In 2016, US TV network news coverage of climate change plummeted. News coverage was focused on the presidential election, but the corporate broadcast networks didn’t air a single segment informing viewers how a win by Trump or Hillary Clinton could affect climate change or climate policy. That followed a slight drop in news coverage of climate change in 2015, despite that year being full of critical events like the Paris climate accords, Clean Power Plan, and record-breaking heat.
The good news is that the annual analysis done by Media Matters for Americafound that in 2017, network news coverage of climate change soared.
The bad news is that most of it was focused on Trump’s historically stupid withdrawal from the Paris climate agreement.
All Trump, all the time
Media Matters found that in 2017, 79% percent of the time that corporate broadcast networks spent covering climate change featured actions or statements by the Trump administration. Trump’s withdrawal from the Paris climate agreement was featured in 52% of climate news segments.

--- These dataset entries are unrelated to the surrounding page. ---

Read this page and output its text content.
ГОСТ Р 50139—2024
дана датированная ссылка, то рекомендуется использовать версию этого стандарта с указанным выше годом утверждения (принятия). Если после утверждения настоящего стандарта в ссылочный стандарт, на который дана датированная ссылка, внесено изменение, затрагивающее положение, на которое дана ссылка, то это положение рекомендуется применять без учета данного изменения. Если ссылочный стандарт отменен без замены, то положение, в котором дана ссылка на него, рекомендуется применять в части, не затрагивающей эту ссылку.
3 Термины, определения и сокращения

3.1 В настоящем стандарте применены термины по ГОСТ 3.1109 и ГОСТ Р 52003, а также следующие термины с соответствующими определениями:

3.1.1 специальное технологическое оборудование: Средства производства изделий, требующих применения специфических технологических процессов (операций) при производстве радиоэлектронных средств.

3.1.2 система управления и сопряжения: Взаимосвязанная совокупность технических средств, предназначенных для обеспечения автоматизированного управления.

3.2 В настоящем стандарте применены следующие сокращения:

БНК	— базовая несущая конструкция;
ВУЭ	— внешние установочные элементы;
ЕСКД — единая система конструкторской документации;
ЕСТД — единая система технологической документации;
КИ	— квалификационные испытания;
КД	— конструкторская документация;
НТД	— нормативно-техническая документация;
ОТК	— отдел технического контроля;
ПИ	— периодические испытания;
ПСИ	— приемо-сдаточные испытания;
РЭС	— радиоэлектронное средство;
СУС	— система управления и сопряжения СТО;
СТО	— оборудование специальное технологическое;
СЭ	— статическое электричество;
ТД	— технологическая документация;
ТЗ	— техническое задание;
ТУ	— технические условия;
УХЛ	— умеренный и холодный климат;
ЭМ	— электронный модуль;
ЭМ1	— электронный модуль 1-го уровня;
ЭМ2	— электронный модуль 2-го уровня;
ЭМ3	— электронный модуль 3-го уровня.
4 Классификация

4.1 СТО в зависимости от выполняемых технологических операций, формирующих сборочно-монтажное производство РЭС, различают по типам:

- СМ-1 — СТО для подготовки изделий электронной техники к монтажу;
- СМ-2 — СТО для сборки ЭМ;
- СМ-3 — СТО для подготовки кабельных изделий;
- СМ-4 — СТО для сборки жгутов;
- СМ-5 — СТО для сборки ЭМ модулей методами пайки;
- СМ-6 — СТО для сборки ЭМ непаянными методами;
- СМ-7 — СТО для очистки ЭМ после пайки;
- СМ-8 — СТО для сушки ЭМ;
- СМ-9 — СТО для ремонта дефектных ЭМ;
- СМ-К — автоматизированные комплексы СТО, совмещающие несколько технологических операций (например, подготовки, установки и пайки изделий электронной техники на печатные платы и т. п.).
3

The administration also brought climate denial into the news cycle. Of the network news climate segments last year, 19% mentioned that Trump has called climate change a “hoax,” and 37% of those didn’t rebut the claim.
Many statements by the administration have focused on manufacturing doubt about human-caused global warming. For example, in a June 4 segment on CBS’ Face the Nation, when asked about Trump’s “hoax” comments, his U.N. Ambassador Nikki Haley dodged the question by saying:
The president believes the climate is changing, and he does know that pollutants are a part of that equation.
Other members of the administration like Scott Pruitt have similarly cast doubt on the fact that humans are the dominant cause of current climate change.
This happened in a year filled with expensive climate-fueled disasters including hurricanes, droughts, heatwaves, and floods. The corporate broadcast networks – ABC, CBS, NBC, and FOX – aired just four total segments that discussed these events in the context of climate change.
PBS still has the best climate reporting
By contrast, PBS aired 8 news segments discussing the link between climate change and the extreme weather events of 2017. Like the previous year, PBS had far more overall climate change coverage than the corporate news networks. PBS NewsHour interviewed or quoted more scientists in its climate coverage than all the other networks combined – 29 scientists, compared to a total of 27 scientists for the others (14 on CBS, 10 on NBC, 3 on ABC, and none on FOX). PBS NewsHour also featured the highest number of climate change segments (69), followed by CBS Evening News (44), NBC Nightly News (27), and ABC’s World News Tonight (23).
It’s thus perhaps unsurprising that Trump’s proposed budget would eliminate federal funding for PBS.
CBS was the best corporate news network in its climate change reporting, with CBS Evening News providing more coverage (90 minutes) than NBC Nightly News and ABC World News Tonight combined. About two-thirds of CBS’ climate coverage was focused on the Trump administration’s actions. That left just 30 minutes of CBS’ 2017 climate coverage devoted to topics like extreme weather events, and even less on NBC (20 minutes), ABC (7 minutes), and FOX (1 minute).
News networks still need better climate reporting
Trump’s decision to withdraw from the Paris climate agreement certainly merited widespread news coverage, and received it with 62 total segments on the corporate networks plus an additional 23 on PBS. The administration’s attacks on the Clean Power plan (9 corporate network segments plus 7 on PBS) and other environmental regulations (10 corporate network segments plus 16 on PBS) arguably deserved a similar level of attention.
While the surge in news coverage of climate change is encouraging, the networks shouldn’t rely so heavily on the Trump administration’s damaging actions in reporting on the subject. Certainly, non-Trump related events linked to climate change like the record hurricanes, droughts, heatwaves, and floods should be the subject of far more news segments.